Domingo, 27 de julio de 2008 | Hoy
Más que una serie, Mad Men es un anómalo acto de justicia: una serie de televisión diseccionando el siniestro momento, allá por fines de los ’50, en que la publicidad planeó tomar el mundo.
Por Rodrigo Fresán
La clave y el guiño –luego de esos brillantes títulos de apertura con hombre cayendo desde las alturas de un rascacielos tan al estilo de los que solía pensar Saul Bass para los films de Alfred Hitchcock– está ya en uno de los primeros episodios de Mad Men. Allí, Don Draper vuelve en tren a su casa en las afueras de Manhattan luego de un largo día en los pasillos y oficinas de la agencia de publicidad Sterling Cooper. Draper es un mad man: etiqueta que se las arregla para hacer comulgar la locura de un oficio y la contracción de Madison Avenue, donde a principios de los ‘60 floreció la idea de la publicidad tal como la conocemos, padecemos y disfrutamos hoy. Y Draper ha bebido un whisky de más y cae la noche y el cartel de la estación en la que se baja Draper anuncia que estamos en Ossining: el mismo suburbio residencial en el que, por entonces, un escritor llamado John Cheever ocupaba las páginas de The New Yorker contando las historias de hombres como Don Draper. Hombres enloquecidos por la idea de que, se supone, tienen todo para ser felices y sin embargo hay algo que falla en el teóricamente perfecto producto de sus vidas. Eso que algún publicista tan astuto como Draper bautizó como el Sueño Americano pero que cada vez se confunde y se funde más con la pesadilla del insomnio.
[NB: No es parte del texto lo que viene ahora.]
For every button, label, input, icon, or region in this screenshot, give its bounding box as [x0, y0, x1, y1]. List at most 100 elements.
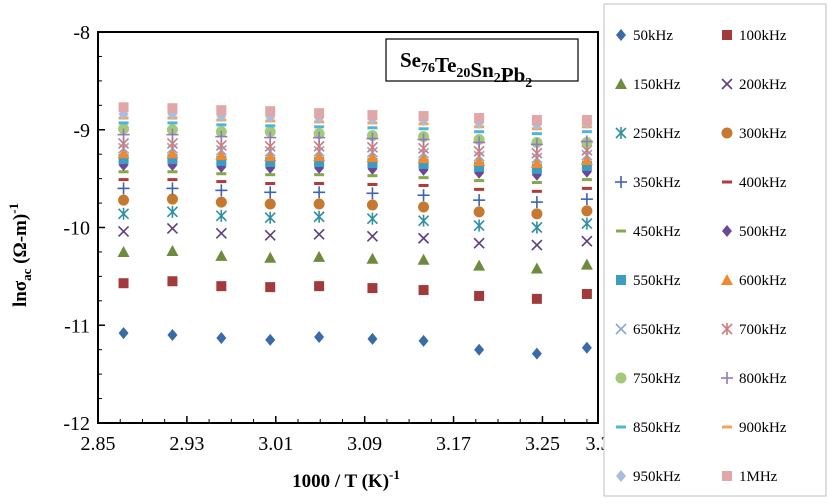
marker-x [264, 229, 276, 241]
marker-triangle [264, 251, 277, 263]
marker-square [265, 282, 276, 293]
marker-plus [721, 372, 733, 384]
marker-square [531, 293, 542, 304]
series-200kHz [117, 222, 593, 251]
marker-x [721, 78, 733, 90]
marker-triangle [215, 249, 228, 261]
marker-square [616, 275, 626, 285]
marker-square [581, 160, 592, 171]
marker-dash [474, 130, 485, 134]
marker-plus [580, 193, 593, 206]
series-400kHz [118, 178, 592, 193]
marker-square [216, 156, 227, 167]
composition-subscript: 76 [421, 61, 435, 76]
marker-triangle [117, 245, 130, 257]
marker-square [581, 288, 592, 299]
marker-x [117, 225, 130, 237]
y-axis-label-part: (Ω-m) [10, 214, 31, 269]
marker-triangle [215, 149, 228, 161]
marker-dash [531, 132, 542, 136]
series-600kHz [117, 147, 593, 168]
marker-asterisk [264, 211, 276, 224]
legend-label: 750kHz [633, 371, 681, 387]
marker-diamond [167, 329, 178, 342]
marker-x-stroke [473, 237, 485, 249]
marker-plus [313, 186, 326, 199]
marker-x-stroke [417, 232, 430, 244]
marker-plus [530, 138, 543, 151]
marker-diamond [314, 330, 325, 343]
series-850kHz [118, 121, 592, 136]
marker-square [722, 471, 732, 481]
marker-x [166, 222, 179, 235]
legend-label: 800kHz [739, 371, 787, 387]
marker-plus [417, 189, 430, 202]
marker-square [722, 30, 732, 40]
series-50kHz [118, 327, 592, 360]
legend-label: 950kHz [633, 469, 681, 485]
marker-diamond [216, 331, 227, 344]
series-250kHz [117, 205, 593, 234]
marker-dash [474, 187, 485, 191]
marker-square [367, 157, 378, 168]
marker-square [367, 283, 378, 294]
legend-label: 850kHz [633, 420, 681, 436]
marker-square [167, 103, 178, 114]
marker-square [314, 108, 325, 119]
marker-plus [117, 182, 130, 195]
marker-plus [473, 136, 486, 149]
marker-dash [118, 170, 129, 174]
marker-asterisk [417, 214, 430, 227]
y-axis-label-part: -1 [6, 203, 21, 214]
marker-square [118, 278, 129, 289]
marker-asterisk [473, 219, 485, 232]
marker-circle [313, 198, 325, 210]
legend: 50kHz 100kHz 150kHz 200kHz 250kHz 300kHz 350kH… [603, 3, 827, 497]
marker-square [314, 157, 325, 168]
marker-triangle [366, 151, 379, 163]
marker-dash [474, 179, 485, 183]
x-tick-label: 3.09 [347, 433, 382, 455]
x-axis-label-superscript: -1 [389, 467, 400, 482]
legend-label: 100kHz [739, 28, 787, 44]
series-300kHz [118, 193, 593, 220]
marker-x-stroke [117, 225, 130, 237]
marker-x [366, 230, 379, 242]
marker-x [473, 237, 485, 249]
marker-square [474, 290, 485, 301]
marker-square [314, 281, 325, 292]
x-tick-label: 2.93 [169, 433, 204, 455]
legend-label: 50kHz [633, 28, 673, 44]
legend-label: 500kHz [739, 224, 787, 240]
x-tick-label: 3.01 [258, 433, 293, 455]
marker-dash [216, 180, 227, 184]
marker-plus [166, 128, 179, 141]
legend-label: 1MHz [739, 469, 778, 485]
marker-triangle [166, 147, 179, 159]
legend-label: 400kHz [739, 175, 787, 191]
marker-dash [167, 178, 178, 182]
composition-element: Pb [501, 63, 526, 87]
series-100kHz [118, 276, 592, 304]
marker-triangle [530, 262, 543, 274]
marker-dash [531, 181, 542, 185]
marker-plus [417, 133, 430, 146]
marker-square [118, 102, 129, 113]
marker-x-stroke [166, 222, 179, 235]
marker-triangle [580, 154, 593, 166]
marker-dash [167, 170, 178, 174]
marker-circle [418, 201, 430, 213]
marker-square [418, 285, 429, 296]
marker-circle [215, 196, 227, 208]
marker-triangle [417, 253, 430, 265]
marker-plus [580, 135, 593, 148]
marker-circle [721, 127, 733, 139]
marker-dash [265, 173, 276, 177]
marker-circle [366, 199, 378, 211]
marker-dash [581, 130, 592, 134]
marker-dash [418, 127, 429, 131]
marker-x-stroke [313, 228, 325, 240]
marker-diamond [722, 225, 732, 237]
marker-asterisk [721, 323, 733, 335]
marker-plus [215, 130, 228, 143]
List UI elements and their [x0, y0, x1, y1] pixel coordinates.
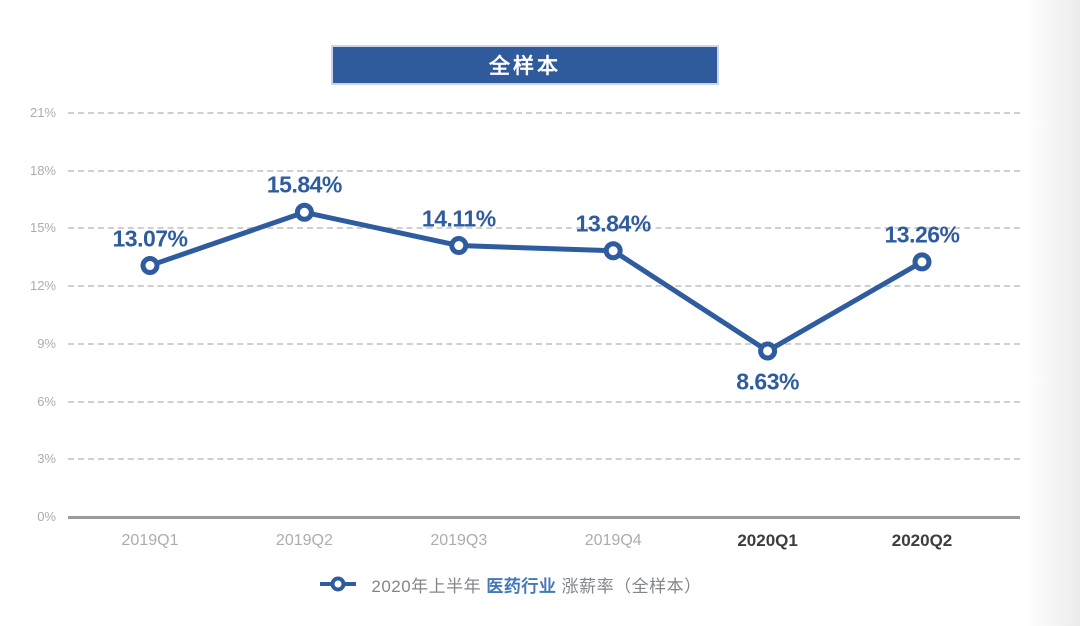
data-point-2020Q1	[758, 341, 778, 361]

Mad Men es la brillante idea de Matthew Weiner, guionista y productor de Los Soprano. Weiner la ofreció a la HBO pero no mostraron interés. La AMC, en cambio, aceptó encantada y así esta serie –Globo de Oro a la Mejor Serie Dramática– se convirtió velozmente en prueba renovada de que estamos viviendo una nueva Edad de Oro de la televisión.
Mad Men propone un viaje en el tiempo a un pasado donde se creó nuestro presente. El momento exacto donde la sociedad de consumo comenzó a consumir a sus consumidores con una actitud un tanto gangsteril. El sitio preciso donde se establecieron las pautas de un nuevo mundo a dividirse y repartirse entre jefes, empleados, secretarias, esposas y amantes.
Y la agencia Sterling Cooper –donde todos fuman y beben y fornican y se traicionan alegremente con modales que hoy son políticamente incorrectos pero entonces eran las reglas del juego– funciona como un perfecto y feroz ecosistema donde un puñado de machistas y prejuiciosos hombres desesperados luchan entre ellos frente a mujeres que los contemplan con una rara mezcla de adoración y desprecio. Allí, Don Draper (un perfecto Jon Hamm) es el difuso héroe: un condecorado veterano de Corea con un don para vender lo que sea y ocultar un oscuro secreto familiar acostándose (exitosa empresaria judía o ilustradora chica beatnik) con todo lo que se le pone a tiro de su sexo en la ciudad mientras, en casa, espera una perfecta pero turbulenta esposa-Barbie al borde de un ataque de nervios y antecedente directo de las mujeres desesperadas de Wisteria Lane. Y a su alrededor, entre otros, orbitan la ambiciosa e ingenua Peggy Olsen, el patético y trepador conspirativo junior Pete Campbell, la secretaria fatal Joan Holloway, el cínico Roger Sterling, el director de arte y (Cheever otra vez) homosexual reprimido Salvatore Romano, y el jerarca casi zen Bertram Cooper quien nunca usa zapatos en la oficina y contempla todo desde las alturas de su oficina/monasterio donde se orquestan las campañas para revolucionar el diseño de un paquete de los cigarrillos Lucky Strike o la campaña presidencial de un tal Richard Nixon. Y algo no funciona del todo bien en la cabeza de los clientes y de los fabricantes y todos mienten salvo Jack Daniels y vamos a ver y a reír con El apartamento de Billy Wilder, dicen que es muy buena.
El look y la excelente dirección de arte termina de jerarquizar guiones implacables para describir una época y una profesión que –según alguien que estuvo allí– “no fue otra cosa que un montón de borrachos conversando entre nubes de humo de tabaco”. Pero lo verdaderamente interesante de Mad Men pasa no por el paisaje exterior sino por lo que sucede dentro, retratando el instante en que el hombre norteamericano descubrió que se podía ser muy infeliz siendo tan feliz en una atmósfera fumadora, alcohólica, adúltera, sexista, homofóbica, antisemita, adicta a las pastillas y racista donde el psicoanálisis es “el caramelo de moda” y las fajas reductoras producen orgasmos. Los trajes y camisas, eso sí, siempre impecables.